Ribes echinellum
Miccosukee Gooseberry
- Type
- Shrub
- Hardiness
- USDA Zones 7–9
- Sun
- Part Shade, Full Shade
- Soil
- Well-drained, Rich
- Mature size
- Height 2–4 Feet · Spread 2–4 Feet
- Growth rate
- Moderate
- Seasonality
- Deciduous
This variety is no actively in production in our propagation house and may not return to our catalogue. We maintain this page purely for reference and archival purposes. If you would like to grow this plant, tell us. Your interest helps guide what we bring back.
For a larger installation or commercial project, write hello@woodlanders.net.
Miccosukee gooseberry is one of the rarest shrubs in the Southeast, a federally threatened native known from just two places on earth: a single site in McCormick County, South Carolina, and another in Jefferson County, Florida. The low, arching shrub, two to four feet tall, carries spiny branches and forms small thickets on shaded hardwood-forest hillsides, and small, long-petaled, creamy flowers hang from the branches in their season, followed by half-inch greenish fruits armored with soft, flexible spines.
The plant keeps an unusual calendar. Where most shrubs rest in winter, Miccosukee gooseberry leafs out in fall, grows and flowers through the cool months, and drops the leaves in summer, a winter-green rhythm suited to the mild, shaded slopes the species calls home. That habit makes the shrub a curiosity as much as a rarity, and one that fits naturally into a shaded woodland planting that echoes the wild sites.

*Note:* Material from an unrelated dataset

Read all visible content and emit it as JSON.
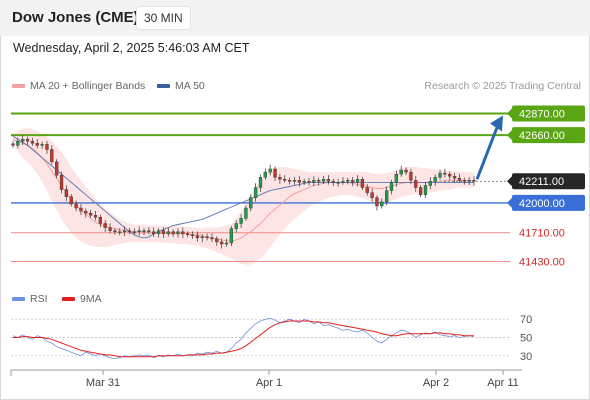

Growing this gooseberry is an act of conservation. As a federally listed threatened species, the plant may not be sold across state lines, so Woodlanders offers the shrub only within the home region, and every garden plant helps hold a critically narrow species in cultivation. The plant has grown in the Woodlanders garden in Aiken for many years, proof that a shrub so scarce in the wild is, given the right shaded, wooded site, surprisingly easy to please.
Plant Miccosukee gooseberry on a shaded hillside or woodland slope in humus-rich soil, the kind of dappled hardwood-forest setting where the species grows wild. Pair with ferns, native woodland companions, and other shade lovers, give room for the low, arching, thicket-forming habit, and site the plant where the winter growth and the odd spiny fruit can be appreciated at close range. A collector's conservation plant of real botanical importance.